By Josh Proto

Feb 13, 2026

By Josh Proto

Feb 13, 2026

Claude Code Skills and the Problem of Context in Modern Software Development

As AI-assisted development tools mature, the core challenge facing engineering teams is no longer whether large language models can write code. The more pressing question is how to structure repositories, workflows, and information so that these tools behave predictably, remain accurate, and support real production work instead of generating noise. A recent episode of the Code & Cognition podcast explores this question through hands-on experience with Claude Code, Anthropic's CLI-based coding assistant. The conversation focuses less on surface-level features and more on how Claude Code's emerging mechanisms like skills, slash commands, subagents, and context isolation change the way developers think about the "work" of software engineering. What follows is a synthesis of what we see happens when these tools are used seriously inside live projects.

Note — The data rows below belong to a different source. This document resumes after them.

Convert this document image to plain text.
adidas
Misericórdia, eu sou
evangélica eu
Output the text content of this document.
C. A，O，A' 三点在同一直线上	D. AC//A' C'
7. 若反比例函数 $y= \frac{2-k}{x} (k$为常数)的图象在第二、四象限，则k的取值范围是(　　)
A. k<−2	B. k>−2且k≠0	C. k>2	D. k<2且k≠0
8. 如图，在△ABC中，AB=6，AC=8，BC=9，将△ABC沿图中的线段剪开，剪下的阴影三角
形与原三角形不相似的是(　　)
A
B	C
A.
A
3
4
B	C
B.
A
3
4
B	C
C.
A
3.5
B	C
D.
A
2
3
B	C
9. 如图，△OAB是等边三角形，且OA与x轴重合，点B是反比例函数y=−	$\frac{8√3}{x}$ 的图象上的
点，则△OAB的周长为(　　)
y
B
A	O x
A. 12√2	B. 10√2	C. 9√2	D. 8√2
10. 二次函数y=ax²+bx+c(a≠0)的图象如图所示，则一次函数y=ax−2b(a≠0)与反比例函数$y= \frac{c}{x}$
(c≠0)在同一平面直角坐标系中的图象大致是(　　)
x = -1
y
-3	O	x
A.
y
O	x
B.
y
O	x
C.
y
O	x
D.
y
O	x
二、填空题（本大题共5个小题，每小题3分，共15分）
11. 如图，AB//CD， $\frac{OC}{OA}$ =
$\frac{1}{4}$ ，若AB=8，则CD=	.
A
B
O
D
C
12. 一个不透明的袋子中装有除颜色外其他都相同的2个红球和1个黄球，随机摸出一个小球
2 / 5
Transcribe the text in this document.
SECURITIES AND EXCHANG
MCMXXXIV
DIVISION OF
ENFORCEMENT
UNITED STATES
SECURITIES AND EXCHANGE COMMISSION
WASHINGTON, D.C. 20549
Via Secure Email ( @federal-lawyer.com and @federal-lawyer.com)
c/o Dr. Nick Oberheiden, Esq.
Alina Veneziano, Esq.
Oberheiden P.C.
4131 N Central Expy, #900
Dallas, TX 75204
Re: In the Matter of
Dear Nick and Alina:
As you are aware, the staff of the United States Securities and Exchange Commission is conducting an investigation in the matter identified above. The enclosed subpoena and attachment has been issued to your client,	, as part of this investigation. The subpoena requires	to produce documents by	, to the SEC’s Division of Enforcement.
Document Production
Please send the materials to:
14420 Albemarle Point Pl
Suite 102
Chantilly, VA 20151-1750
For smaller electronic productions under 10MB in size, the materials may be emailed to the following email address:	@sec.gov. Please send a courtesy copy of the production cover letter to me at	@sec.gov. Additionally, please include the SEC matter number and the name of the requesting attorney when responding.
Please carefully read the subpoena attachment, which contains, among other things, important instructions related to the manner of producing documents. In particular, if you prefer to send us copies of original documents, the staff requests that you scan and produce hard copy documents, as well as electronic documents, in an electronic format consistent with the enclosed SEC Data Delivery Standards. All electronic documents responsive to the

From "Can It Code?" to "What Does It See?"

Early experiments with AI coding assistants often stall for the same reason: "God Prompts". Large markdown files describing architecture, style guides, deployment steps, and coding conventions are loaded into every prompt. The assumption is that more information would lead to better answers. In practice, this approach produces the opposite result. Using LLMs becomes slower and less precise compared to traditional development and the LLMs themselves are still prone to hallucination. However, Claude Code's evolution reflects a recognition that context management is a first-class engineering problem. Rather than treating the model as a passive recipient of everything the repository contains, Claude Code introduces mechanisms that allow teams to decide when information should be visible and why.

The Early Baseline: CLAUDE.md

The original Claude Code workflow centered on a single file: CLAUDE.md. This file functioned as a persistent memory layer, containing everything the assistant should know about the repository: coding standards, architectural patterns, commands, and conventions. This approach works well for small projects, but it does not scale. Every interaction loads the entire file, regardless of relevance. For instance, linting rules influenced design discussions, deployment notes appeared during test writing, and over time, the model's output became less aligned with developer intent. The model is unable to determine when to prioritize its breadth of instruction contained in the CLAUDE.md file. Static global context creates unintended coupling between unrelated tasks.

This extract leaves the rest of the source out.